Blanding Mayor Joe Lyman wrote in an email to the Times that the initiative is not a reaction to the present commission and in fact he proposed the initiative during the administration of the previous, mostly Anglo commission. “The petition is not a reaction unless I could prophetically predict future events and ‘react’ prior to their occurrence,” Lyman wrote. “It was initiated because I felt the voters in San Juan County would be open to consider a better solution. The timing of the actual filing of the petition after the election was governed by the timing requirements under the law, not by the results of the election.”
The county is currently governed by a three-member commission, of whom two — Willie Grayeyes and Kenneth Maryboy — are Navajo and one, Bruce Adams, is white. For decades, there was no or only one Diné commissioner, even though Native Americans comprise a slight majority in the county. That changed this year after a federal judge, responding to a lawsuit by the Navajo Nation, Navajo Human Rights Commission and individual Navajo voters, ordered the commission districts to be redrawn to accurately reflect the racial distribution of the county.
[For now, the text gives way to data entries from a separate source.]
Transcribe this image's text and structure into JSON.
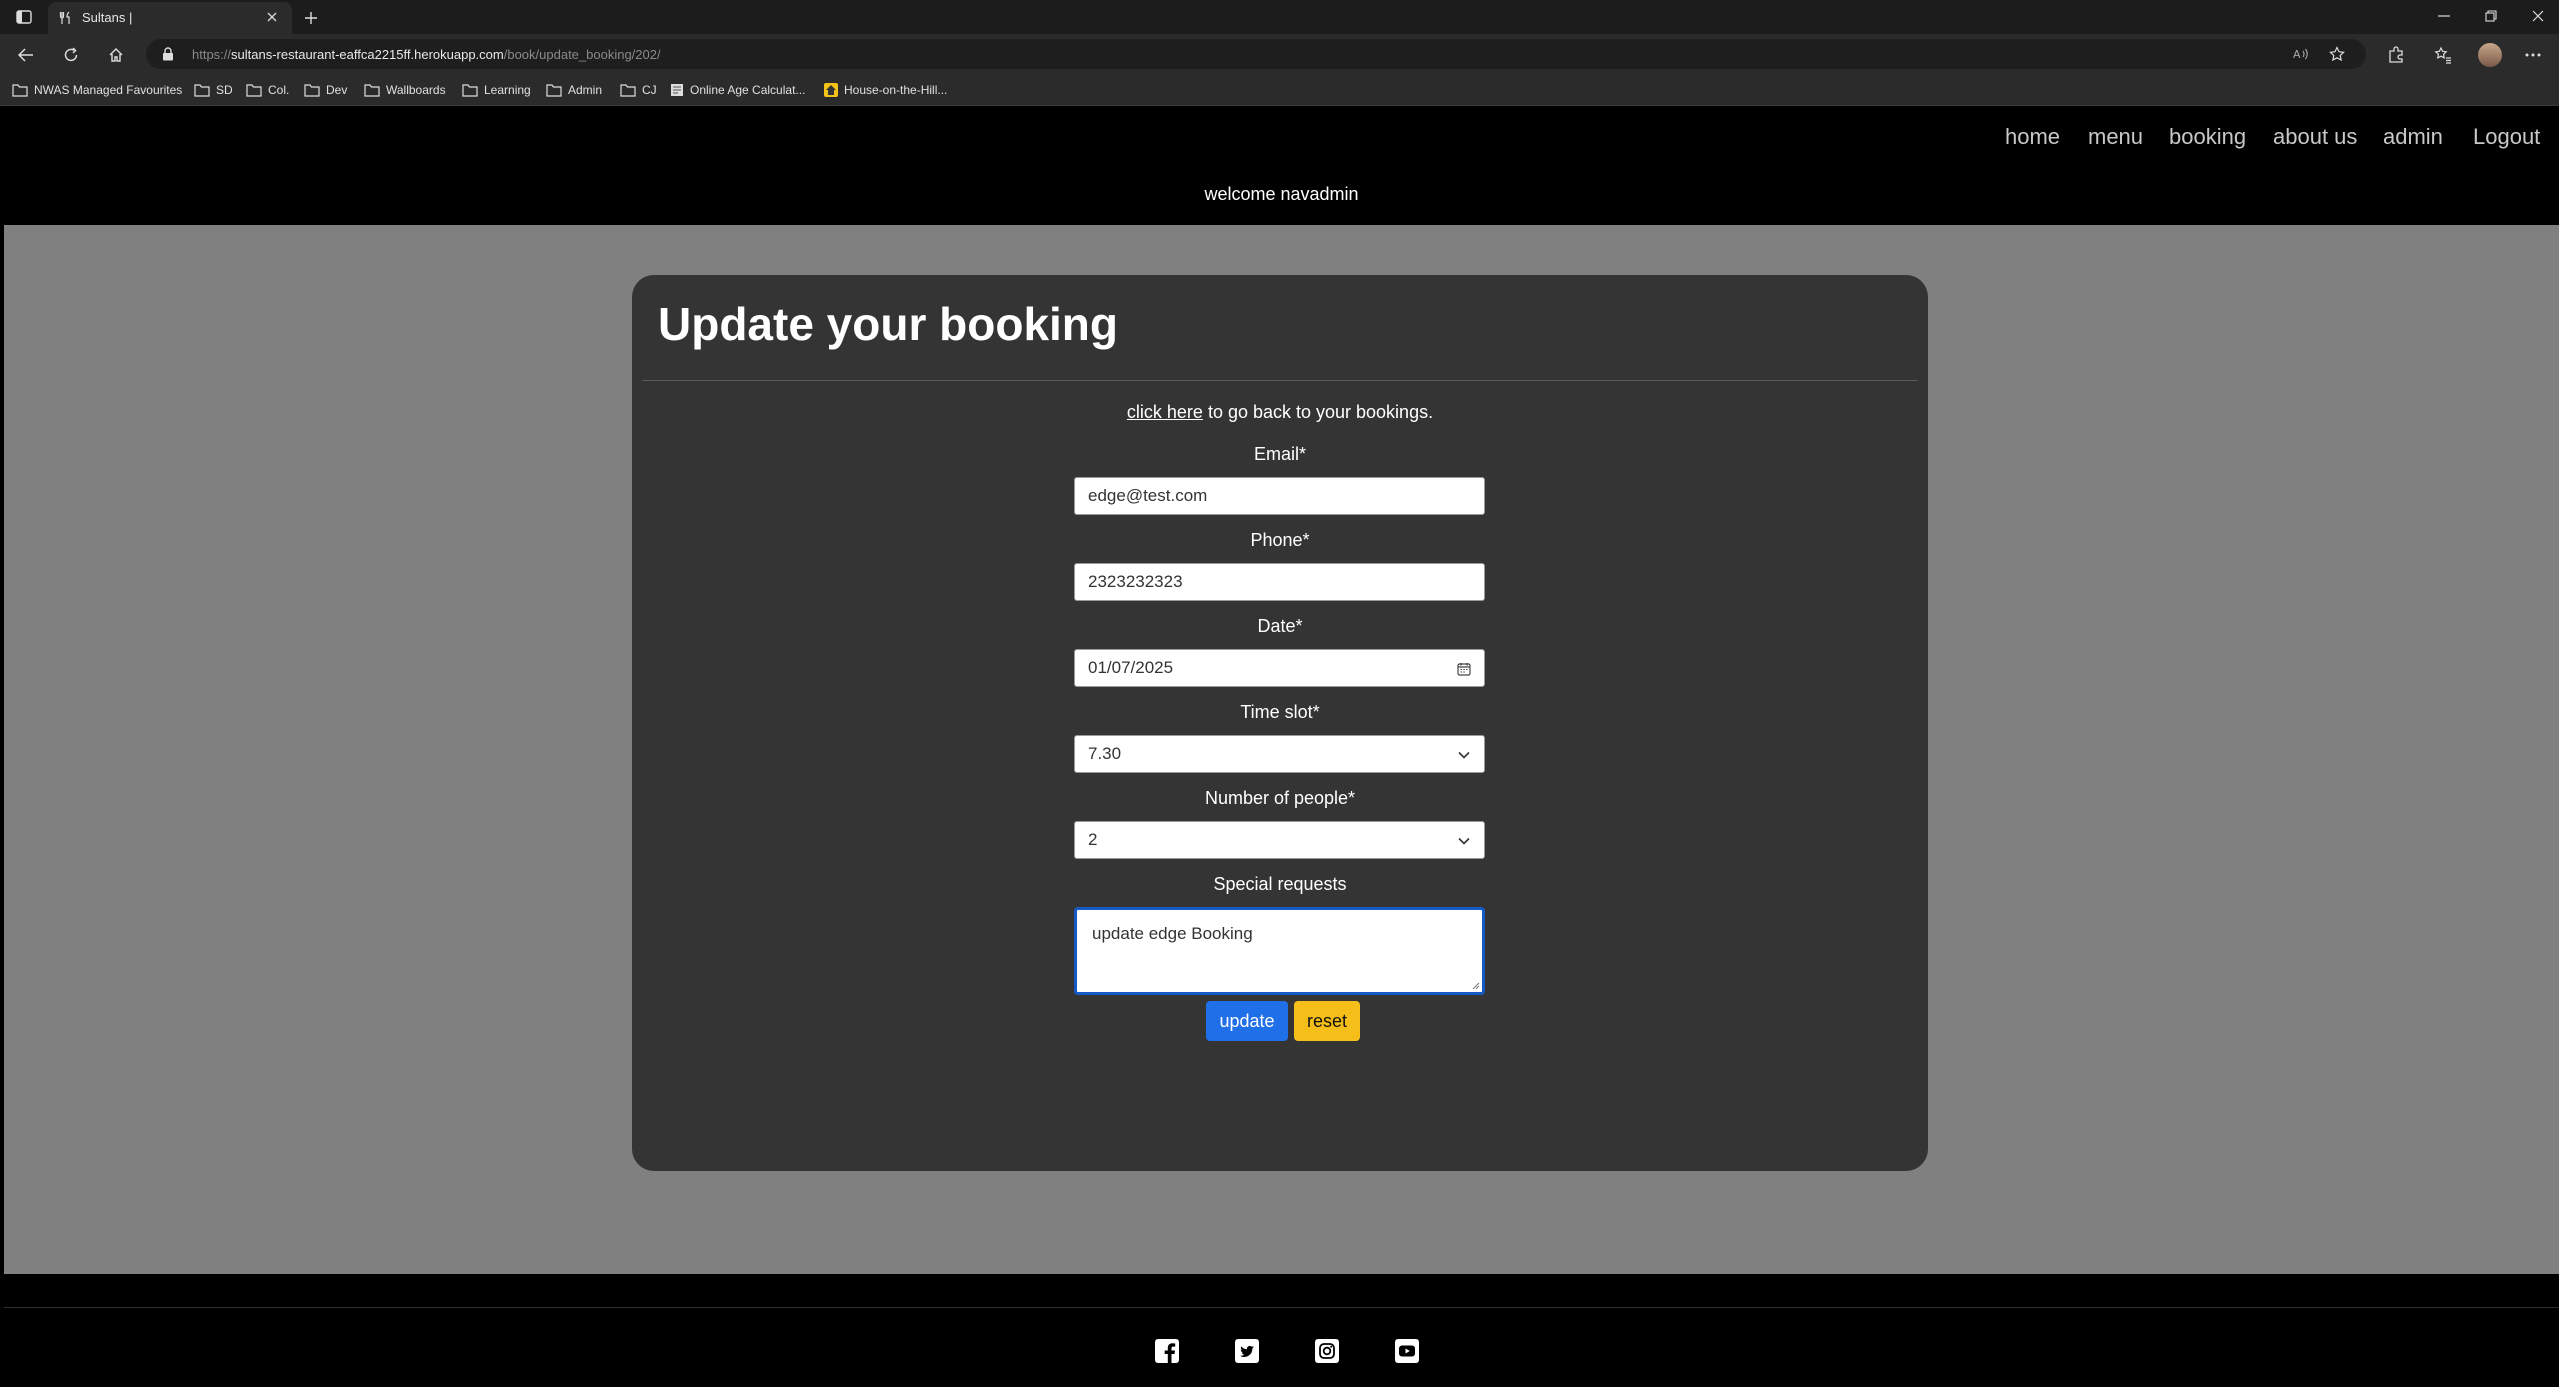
{
  "browser": {
    "tab_title": "Sultans |",
    "url_scheme": "https://",
    "url_host": "sultans-restaurant-eaffca2215ff.herokuapp.com",
    "url_path": "/book/update_booking/202/",
    "favorites": [
      "NWAS Managed Favourites",
      "SD",
      "Col.",
      "Dev",
      "Wallboards",
      "Learning",
      "Admin",
      "CJ",
      "Online Age Calculat...",
      "House-on-the-Hill..."
    ]
  },
  "site": {
    "nav": [
      "home",
      "menu",
      "booking",
      "about us",
      "admin",
      "Logout"
    ],
    "welcome": "welcome navadmin"
  },
  "form": {
    "title": "Update your booking",
    "back_link": "click here",
    "back_text": " to go back to your bookings.",
    "email_label": "Email*",
    "email_value": "edge@test.com",
    "phone_label": "Phone*",
    "phone_value": "2323232323",
    "date_label": "Date*",
    "date_value": "01/07/2025",
    "time_label": "Time slot*",
    "time_value": "7.30",
    "people_label": "Number of people*",
    "people_value": "2",
    "requests_label": "Special requests",
    "requests_value": "update edge Booking",
    "update_label": "update",
    "reset_label": "reset"
  },
  "footer": {
    "social_icons": [
      "facebook-icon",
      "twitter-icon",
      "instagram-icon",
      "youtube-icon"
    ]
  }
}
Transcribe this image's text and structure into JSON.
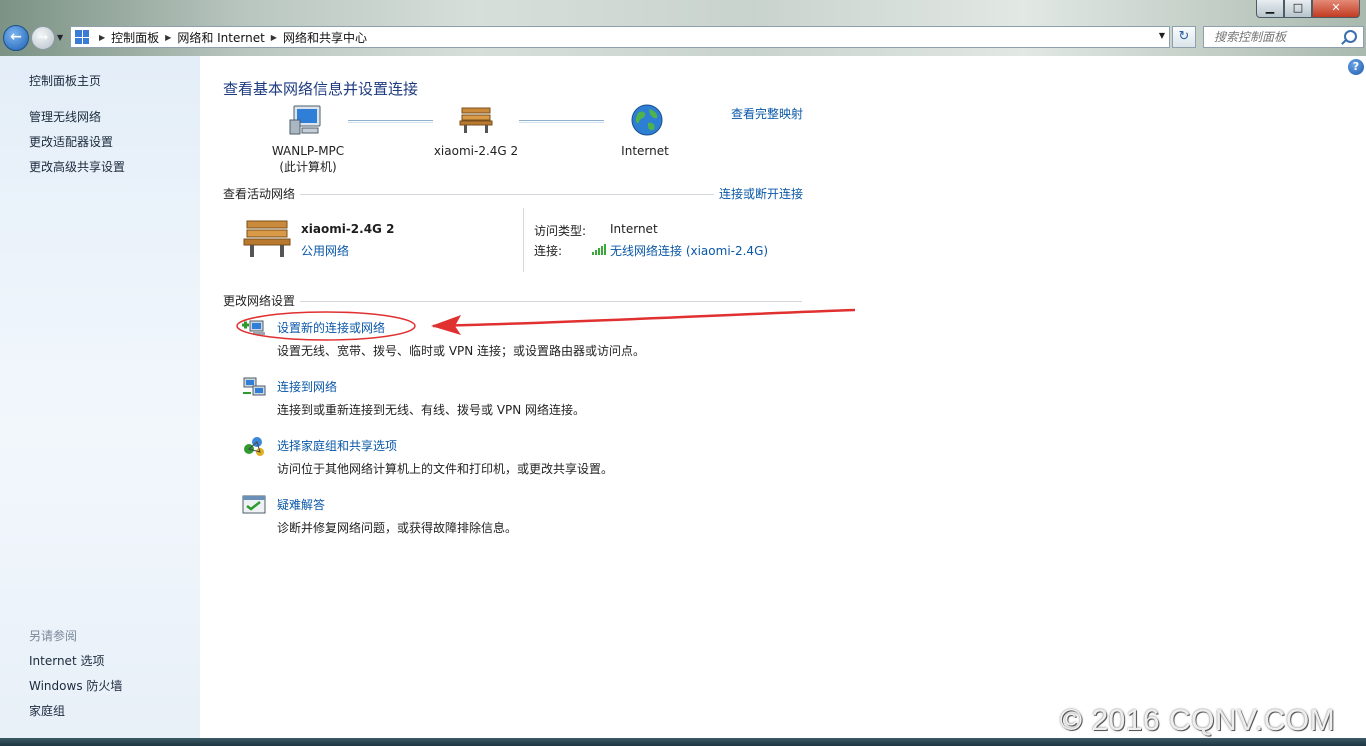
{
  "window": {
    "controls": {
      "minimize": "▁",
      "maximize": "□",
      "close": "✕"
    }
  },
  "toolbar": {
    "breadcrumbs": [
      "控制面板",
      "网络和 Internet",
      "网络和共享中心"
    ],
    "search_placeholder": "搜索控制面板"
  },
  "sidebar": {
    "home": "控制面板主页",
    "items": [
      "管理无线网络",
      "更改适配器设置",
      "更改高级共享设置"
    ],
    "see_also_title": "另请参阅",
    "see_also": [
      "Internet 选项",
      "Windows 防火墙",
      "家庭组"
    ]
  },
  "main": {
    "title": "查看基本网络信息并设置连接",
    "view_full_map": "查看完整映射",
    "map_nodes": [
      {
        "name": "WANLP-MPC",
        "sub": "(此计算机)",
        "icon": "computer-icon"
      },
      {
        "name": "xiaomi-2.4G  2",
        "sub": "",
        "icon": "bench-network-icon"
      },
      {
        "name": "Internet",
        "sub": "",
        "icon": "globe-icon"
      }
    ],
    "active_networks_title": "查看活动网络",
    "connect_disconnect": "连接或断开连接",
    "active_network": {
      "name": "xiaomi-2.4G  2",
      "type": "公用网络",
      "access_type_label": "访问类型:",
      "access_type_value": "Internet",
      "connection_label": "连接:",
      "connection_value": "无线网络连接 (xiaomi-2.4G)"
    },
    "change_settings_title": "更改网络设置",
    "tasks": [
      {
        "title": "设置新的连接或网络",
        "desc": "设置无线、宽带、拨号、临时或 VPN 连接；或设置路由器或访问点。",
        "icon": "new-connection-icon"
      },
      {
        "title": "连接到网络",
        "desc": "连接到或重新连接到无线、有线、拨号或 VPN 网络连接。",
        "icon": "connect-network-icon"
      },
      {
        "title": "选择家庭组和共享选项",
        "desc": "访问位于其他网络计算机上的文件和打印机，或更改共享设置。",
        "icon": "homegroup-icon"
      },
      {
        "title": "疑难解答",
        "desc": "诊断并修复网络问题，或获得故障排除信息。",
        "icon": "troubleshoot-icon"
      }
    ]
  },
  "annotation": {
    "color": "#e03030"
  },
  "watermark": "© 2016 CQNV.COM",
  "colors": {
    "link": "#0a58a8",
    "title": "#1e3b80"
  }
}
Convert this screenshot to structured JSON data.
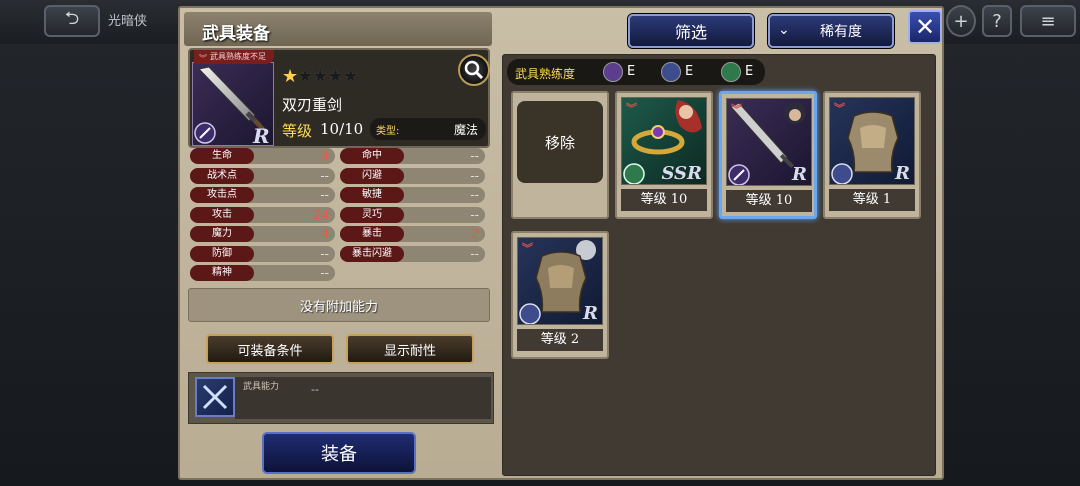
{
  "topbar": {
    "back_label": "⮌",
    "title_label": "光暗侠",
    "plus_label": "+",
    "help_label": "?",
    "menu_label": "≡"
  },
  "panel": {
    "title": "武具装备",
    "filter_label": "筛选",
    "sort_label": "稀有度",
    "close_label": "✕"
  },
  "weapon": {
    "warning": "武具熟练度不足",
    "name": "双刃重剑",
    "level_label": "等级",
    "level_value": "10/10",
    "type_label": "类型:",
    "type_value": "魔法",
    "stars_filled": 1,
    "stars_total": 5,
    "rarity": "R"
  },
  "stats_left": [
    {
      "name": "生命",
      "value": "4",
      "highlight": true
    },
    {
      "name": "战术点",
      "value": "--",
      "highlight": false
    },
    {
      "name": "攻击点",
      "value": "--",
      "highlight": false
    },
    {
      "name": "攻击",
      "value": "24",
      "highlight": true
    },
    {
      "name": "魔力",
      "value": "4",
      "highlight": true
    },
    {
      "name": "防御",
      "value": "--",
      "highlight": false
    },
    {
      "name": "精神",
      "value": "--",
      "highlight": false
    }
  ],
  "stats_right": [
    {
      "name": "命中",
      "value": "--",
      "highlight": false
    },
    {
      "name": "闪避",
      "value": "--",
      "highlight": false
    },
    {
      "name": "敏捷",
      "value": "--",
      "highlight": false
    },
    {
      "name": "灵巧",
      "value": "--",
      "highlight": false
    },
    {
      "name": "暴击",
      "value": "2",
      "highlight": true
    },
    {
      "name": "暴击闪避",
      "value": "--",
      "highlight": false
    }
  ],
  "extra_ability": "没有附加能力",
  "buttons": {
    "conditions": "可装备条件",
    "resist": "显示耐性",
    "equip": "装备"
  },
  "ability": {
    "label": "武具能力",
    "value": "--"
  },
  "proficiency": {
    "title": "武具熟练度",
    "items": [
      {
        "icon": "sword-icon",
        "grade": "E",
        "color": "#5b3f8e"
      },
      {
        "icon": "magic-icon",
        "grade": "E",
        "color": "#3d4c8c"
      },
      {
        "icon": "shield-icon",
        "grade": "E",
        "color": "#2f7a4a"
      }
    ]
  },
  "cards": [
    {
      "type": "remove",
      "label": "移除"
    },
    {
      "type": "item",
      "level": "等级 10",
      "rarity": "SSR",
      "art": "ring",
      "selected": false
    },
    {
      "type": "item",
      "level": "等级 10",
      "rarity": "R",
      "art": "sword",
      "selected": true
    },
    {
      "type": "item",
      "level": "等级 1",
      "rarity": "R",
      "art": "armor",
      "selected": false
    },
    {
      "type": "item",
      "level": "等级 2",
      "rarity": "R",
      "art": "armor2",
      "selected": false
    }
  ]
}
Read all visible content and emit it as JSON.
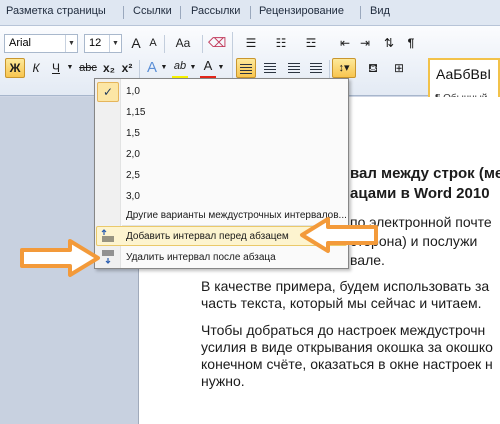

The new commission also changed the political makeup of county government, since both Maryboy and Grayeyes are Democrats and the commission has historically been mostly Republican. After the new commission took office in January, it immediately (often over Adams’ objections) started making changes, including reversing the county’s position on expanding Bears Ears National Monument to its original size and holding meetings in communities on the reservation.
In an interview with the Times in May, Maryboy said he and Grayeyes have been subjected to continual harassment by members of the white minority who “can’t stand to see Native Americans in the driver’s seat.”
But some Utah Navajos who supported President Donald Trump’s downsizing of Bears Ears have also been critical of the two Diné commissioners, saying they don’t feel they’re listening to all of their constituents. Lyman says the petitioners are “diverse,” hailing from Navajo Mountain on the Navajo Reservation, White Mesa on the Ute Reservation, as well as Blanding, Monticello and Spanish Valley. Tensions came to a head at recent town hall meetings in Monticello and Mexican Water, according to news reports in the Salt Lake Tribune and KUER.com, with some Navajos calling the Anglos “racist” and the Anglos complaining that they don’t feel represented by the commission.
If the referendum passes, a committee would be formed to study various options for changing San Juan County’s governing board and recommend one. The committee would be appointed by the five people who submitted the referendum.
“Should the question prevail on the ballot in November we intend to form a diverse study committee representing every corner of the county with input from the county commissioners and the mayors and councils of Blanding, Monticello and Bluff,” Lyman wrote. “The study committee will be tasked with carefully evaluating all forms of county government allowed in Utah and possibly making a recommendation to be considered by the voters. The voice of the people is paramount and we will have two opportunities to vote before any change could be made.”
In addition to the standard three-member commission, Utah law allows alternate forms of county government including a mayor-council form, a manager-council form or an expanded commission. Lyman favors expanding the commission to five members.
Meanwhile, people on both sides of the political divide are calling for civil dialogue. Utah Diné Bikéyah, whose mission is to “bring healing to the people and the Earth,” said in a press release it would be willing to help facilitate a “neutral process” involving tribal leaders, leaders from the locally prominent Church of Jesus Christ of Latter-Day Saints and local residents.